Studies of the large oceanic accumulation of plastic, the area known as the North Pacific Subtropical Gyre, have shown that the volume of plastics floating around is about six times the volume of naturally occuring zooplankton. For every square kilometer of surface area, there are many kilograms of discarded plastic items of every type imaginable. Now this isn’t something that is completely covering the surface of the water, but there is enough material there to make the ocean’s surface look like a McDonald's parking lot at 1:30am on a Saturday night.

Hundreds of thousands of marine birds and mammals are dying from the plastics in our oceans every year. No national governments seem to care about the trash accumulating in the North Pacific Subtropical Gyre, because it is not in any nation’s territorial waters. Since it isn’t a rich aquatic zone, no nations rely on it for commercial fisheries. I wish there was a way that some nation could provide funding for some ships to go out into that area with large surface trawl nets of some sort to collect the plastics (without somehow snaring the marine life) and then incinerate the trash. In the coming decades and centuries, even though this area is not a major source of food for people, it would still be nice to clean it up. I’m not a big fan of leaving garbage everywhere, as you can probably guess.

Here’s a photo of a dead seabird, which has decayed somewhat so you can see the stomach contents:

Basically, untold numbers of animals are dying of starvation, while their stomachs are actually quite full.
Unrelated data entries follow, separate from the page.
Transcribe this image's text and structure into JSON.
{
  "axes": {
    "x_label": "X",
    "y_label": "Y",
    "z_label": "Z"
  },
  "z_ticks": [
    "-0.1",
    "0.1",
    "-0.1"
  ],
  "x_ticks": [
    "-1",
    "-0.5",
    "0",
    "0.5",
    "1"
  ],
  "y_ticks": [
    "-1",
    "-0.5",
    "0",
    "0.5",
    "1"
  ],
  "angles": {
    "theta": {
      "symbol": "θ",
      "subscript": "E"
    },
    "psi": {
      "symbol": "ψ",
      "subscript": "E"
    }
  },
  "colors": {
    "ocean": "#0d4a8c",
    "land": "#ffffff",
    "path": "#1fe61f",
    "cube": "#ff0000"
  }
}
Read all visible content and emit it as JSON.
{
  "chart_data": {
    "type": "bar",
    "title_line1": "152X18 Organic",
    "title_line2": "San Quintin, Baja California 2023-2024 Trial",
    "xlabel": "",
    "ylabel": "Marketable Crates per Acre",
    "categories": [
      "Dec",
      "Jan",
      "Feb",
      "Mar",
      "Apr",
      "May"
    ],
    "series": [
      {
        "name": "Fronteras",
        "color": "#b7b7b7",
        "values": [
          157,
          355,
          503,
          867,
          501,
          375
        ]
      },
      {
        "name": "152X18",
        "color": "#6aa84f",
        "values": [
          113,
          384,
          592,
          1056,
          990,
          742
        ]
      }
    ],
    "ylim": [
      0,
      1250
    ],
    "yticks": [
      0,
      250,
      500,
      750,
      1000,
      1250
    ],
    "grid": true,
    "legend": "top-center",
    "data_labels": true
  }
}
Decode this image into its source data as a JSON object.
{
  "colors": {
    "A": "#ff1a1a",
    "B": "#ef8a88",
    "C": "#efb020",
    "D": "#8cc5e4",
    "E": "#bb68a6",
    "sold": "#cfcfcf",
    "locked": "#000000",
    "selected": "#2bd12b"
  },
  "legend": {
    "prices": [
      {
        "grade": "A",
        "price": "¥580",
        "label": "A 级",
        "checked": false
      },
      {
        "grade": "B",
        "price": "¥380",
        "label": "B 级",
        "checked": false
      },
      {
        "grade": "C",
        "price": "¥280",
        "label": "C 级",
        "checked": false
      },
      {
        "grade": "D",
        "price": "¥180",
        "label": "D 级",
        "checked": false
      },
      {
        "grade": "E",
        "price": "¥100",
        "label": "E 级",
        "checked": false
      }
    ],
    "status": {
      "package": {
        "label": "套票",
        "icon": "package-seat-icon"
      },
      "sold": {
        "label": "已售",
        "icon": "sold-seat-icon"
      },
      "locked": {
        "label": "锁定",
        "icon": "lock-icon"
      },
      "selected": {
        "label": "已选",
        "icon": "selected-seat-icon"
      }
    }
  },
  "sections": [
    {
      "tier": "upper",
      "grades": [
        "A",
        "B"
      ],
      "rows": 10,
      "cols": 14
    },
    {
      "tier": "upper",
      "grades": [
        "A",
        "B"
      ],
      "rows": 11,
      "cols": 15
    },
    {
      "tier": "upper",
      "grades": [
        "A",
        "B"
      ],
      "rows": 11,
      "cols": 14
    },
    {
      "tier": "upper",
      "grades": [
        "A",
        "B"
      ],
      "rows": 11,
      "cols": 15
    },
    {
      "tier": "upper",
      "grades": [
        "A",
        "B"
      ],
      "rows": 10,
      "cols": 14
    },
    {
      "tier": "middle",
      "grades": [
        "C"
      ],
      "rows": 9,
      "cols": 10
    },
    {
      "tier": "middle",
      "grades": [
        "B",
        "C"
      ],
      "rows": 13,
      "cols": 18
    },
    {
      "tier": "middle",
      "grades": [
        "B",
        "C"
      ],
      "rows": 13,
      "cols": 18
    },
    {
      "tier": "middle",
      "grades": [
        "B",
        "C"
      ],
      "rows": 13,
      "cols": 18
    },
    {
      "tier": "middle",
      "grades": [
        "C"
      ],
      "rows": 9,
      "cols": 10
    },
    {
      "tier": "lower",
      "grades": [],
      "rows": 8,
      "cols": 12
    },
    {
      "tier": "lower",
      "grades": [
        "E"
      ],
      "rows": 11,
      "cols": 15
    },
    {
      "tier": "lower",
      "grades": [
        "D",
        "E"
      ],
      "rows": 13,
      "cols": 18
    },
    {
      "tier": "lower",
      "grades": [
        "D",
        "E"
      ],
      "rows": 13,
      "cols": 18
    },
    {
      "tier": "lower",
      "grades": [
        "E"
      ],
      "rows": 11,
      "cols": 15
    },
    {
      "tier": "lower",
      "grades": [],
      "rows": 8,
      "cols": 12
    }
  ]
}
It’s a shame that they are full of the trash that humans are producing, but it’s just one more example of how we’re destroying our planet.

And for all the people who complain about how global warming is causing the ice caps to melt, which is raising the levels of the Earth's ocean by a couple millimeters per year, maybe it isn't global warming? Maybe the levels are rising because we're filling our oceans up with garbage.